Southside Bethlehem KIZ
Keystone Innovation Zones (KIZs) are designated areas within Pennsylvania that foster entrepreneurial growth in coordination with the efforts of institutions of higher education. The Southside Bethlehem KIZ, adjacent to Lehigh University, lets startup companies qualify for multiple financial and advisory support benefits. Among them is a $15,000 technology transfer grant that helps a company market and commercialize a product or service, as well as student internship grants totaling $2,500 for undergraduate students and $5,000 for graduate students.
In the past year alone, the Southside Bethlehem KIZ has created 44 jobs, increased revenue by $4 million, and led to $1.2 million in leveraged funding, including $1 million in investment capital and $177,000 in third party loans. The KIZ is also the home of Partnership for Innovation (Pi), a startup business incubator with shared facilities and private, secure office suites ranging from 115 to 1,900 square feet.
Foreign Trade Zone #272
A foreign trade zone (FTZ) is a physical location within a United States customs territory, where merchandise receives the same treatment as if it were outside the commerce of the United States. This allows merchandise, while located in the FTZ, not to be subjected to customs duties and other tariff and taxes. This allows domestic-based manufacturers to import foreign-sourced parts or materials into the FTZ without being responsible for paying duties on them. They could then incorporate those parts or materials into their products, utilizing U.S. labor, and sell the part or materials in the domestic market, thus selecting whether to have the customs duty apply to the components or the finished product.

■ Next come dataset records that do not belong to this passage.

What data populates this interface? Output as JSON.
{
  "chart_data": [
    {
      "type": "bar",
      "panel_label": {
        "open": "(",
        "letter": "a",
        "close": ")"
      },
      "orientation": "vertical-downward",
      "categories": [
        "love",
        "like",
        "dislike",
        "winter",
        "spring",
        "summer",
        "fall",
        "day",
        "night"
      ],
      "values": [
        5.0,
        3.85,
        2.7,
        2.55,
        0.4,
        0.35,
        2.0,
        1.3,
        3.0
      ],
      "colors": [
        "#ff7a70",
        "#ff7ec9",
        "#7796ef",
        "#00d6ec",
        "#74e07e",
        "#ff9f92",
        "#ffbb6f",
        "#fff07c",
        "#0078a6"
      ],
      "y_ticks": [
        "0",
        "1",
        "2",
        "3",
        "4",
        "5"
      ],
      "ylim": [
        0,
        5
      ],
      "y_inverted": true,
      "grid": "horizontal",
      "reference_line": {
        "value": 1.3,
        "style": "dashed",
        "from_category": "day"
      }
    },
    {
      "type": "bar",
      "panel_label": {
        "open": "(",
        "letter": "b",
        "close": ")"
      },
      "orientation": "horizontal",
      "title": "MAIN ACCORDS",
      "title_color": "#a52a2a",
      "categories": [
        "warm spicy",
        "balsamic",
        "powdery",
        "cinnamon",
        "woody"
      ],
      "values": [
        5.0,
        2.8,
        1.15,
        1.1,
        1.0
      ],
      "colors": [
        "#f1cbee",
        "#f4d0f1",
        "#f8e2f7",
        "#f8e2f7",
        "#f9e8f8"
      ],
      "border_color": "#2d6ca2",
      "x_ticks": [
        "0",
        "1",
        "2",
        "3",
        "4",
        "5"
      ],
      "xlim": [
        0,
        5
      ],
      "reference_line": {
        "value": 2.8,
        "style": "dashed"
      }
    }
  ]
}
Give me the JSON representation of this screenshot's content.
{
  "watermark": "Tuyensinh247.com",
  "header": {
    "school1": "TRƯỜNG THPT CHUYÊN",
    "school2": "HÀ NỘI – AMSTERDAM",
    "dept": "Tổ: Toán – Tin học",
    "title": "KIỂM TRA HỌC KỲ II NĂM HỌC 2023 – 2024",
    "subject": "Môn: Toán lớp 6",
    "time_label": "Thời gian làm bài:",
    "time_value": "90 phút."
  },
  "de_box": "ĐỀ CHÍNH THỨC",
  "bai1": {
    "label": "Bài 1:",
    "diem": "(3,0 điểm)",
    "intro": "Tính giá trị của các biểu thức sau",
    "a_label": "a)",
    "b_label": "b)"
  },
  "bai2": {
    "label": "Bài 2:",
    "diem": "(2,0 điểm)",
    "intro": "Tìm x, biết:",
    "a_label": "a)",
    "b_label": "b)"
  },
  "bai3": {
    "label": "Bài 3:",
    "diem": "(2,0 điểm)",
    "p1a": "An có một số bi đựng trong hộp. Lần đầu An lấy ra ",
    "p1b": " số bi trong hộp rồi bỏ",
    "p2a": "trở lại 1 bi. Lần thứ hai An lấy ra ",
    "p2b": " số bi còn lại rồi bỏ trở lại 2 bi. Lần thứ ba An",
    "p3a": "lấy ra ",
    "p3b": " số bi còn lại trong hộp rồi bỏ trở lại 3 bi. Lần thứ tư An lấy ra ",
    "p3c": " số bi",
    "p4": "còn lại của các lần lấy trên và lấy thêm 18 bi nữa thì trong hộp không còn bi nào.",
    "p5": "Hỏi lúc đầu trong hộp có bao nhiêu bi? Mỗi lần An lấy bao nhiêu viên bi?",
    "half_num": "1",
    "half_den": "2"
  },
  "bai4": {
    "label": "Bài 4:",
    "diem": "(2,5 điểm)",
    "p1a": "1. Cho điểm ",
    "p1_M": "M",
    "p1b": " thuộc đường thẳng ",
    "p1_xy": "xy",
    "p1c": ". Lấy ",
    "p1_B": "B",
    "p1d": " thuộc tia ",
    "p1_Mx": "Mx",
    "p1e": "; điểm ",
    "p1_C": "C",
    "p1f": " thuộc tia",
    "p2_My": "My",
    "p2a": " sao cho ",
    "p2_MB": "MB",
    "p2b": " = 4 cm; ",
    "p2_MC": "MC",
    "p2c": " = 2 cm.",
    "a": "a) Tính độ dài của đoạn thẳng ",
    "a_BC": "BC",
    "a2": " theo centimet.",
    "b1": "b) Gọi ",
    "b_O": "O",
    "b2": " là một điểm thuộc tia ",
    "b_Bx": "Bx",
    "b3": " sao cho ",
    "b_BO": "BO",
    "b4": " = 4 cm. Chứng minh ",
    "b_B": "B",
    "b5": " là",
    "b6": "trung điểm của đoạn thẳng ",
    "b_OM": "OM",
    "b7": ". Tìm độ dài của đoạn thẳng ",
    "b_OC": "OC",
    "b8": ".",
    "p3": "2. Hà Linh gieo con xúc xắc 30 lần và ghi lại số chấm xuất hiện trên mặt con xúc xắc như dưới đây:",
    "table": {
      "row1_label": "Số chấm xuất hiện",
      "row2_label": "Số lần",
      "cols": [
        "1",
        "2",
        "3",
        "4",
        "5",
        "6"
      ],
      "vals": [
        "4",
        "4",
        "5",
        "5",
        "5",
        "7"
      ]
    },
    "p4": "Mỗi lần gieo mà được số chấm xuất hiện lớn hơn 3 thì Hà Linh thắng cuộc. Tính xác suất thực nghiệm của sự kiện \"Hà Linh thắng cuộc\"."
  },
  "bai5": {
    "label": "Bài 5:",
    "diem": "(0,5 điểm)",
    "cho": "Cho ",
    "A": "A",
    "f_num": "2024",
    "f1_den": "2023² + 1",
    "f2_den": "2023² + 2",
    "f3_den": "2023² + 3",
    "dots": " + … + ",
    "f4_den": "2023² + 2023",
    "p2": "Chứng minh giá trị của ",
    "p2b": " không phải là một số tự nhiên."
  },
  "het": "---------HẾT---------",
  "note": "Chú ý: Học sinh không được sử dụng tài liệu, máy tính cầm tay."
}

Distributors can also benefit as the FTZ allows for direct delivery from the ports into the zone, which can save time, money, and reduce customs processing fees. Merchandise can also be moved from one FTZ or another without being subject to customs duty via a process called Zone-to-Zone Transfer.
Local Economic Revitalization Tax Assistance (LERTA)
Authorizing local taxing authorities to provide for tax exemption for certain deteriorated industrial, commercial, and other business property and for new construction in deteriorated areas of economically depressed communities; providing an exemption schedule and establishing standards and qualifications.
Redevelopment Assistance Capital Program (RACP)
A commonwealth grant program administered by the Office of the Budget for the acquisition and construction of regional economic, cultural, civic, recreational, and historical improvement projects. Learn more here.
Tax Increment Financing (TIF)
A public financing methods that is used as a subsidy for redevelopment, infrastructure, and other community-improvement projects. TIF uses future gains in taxes to subsidize current improvements, which are projected to create the conditions for said gains.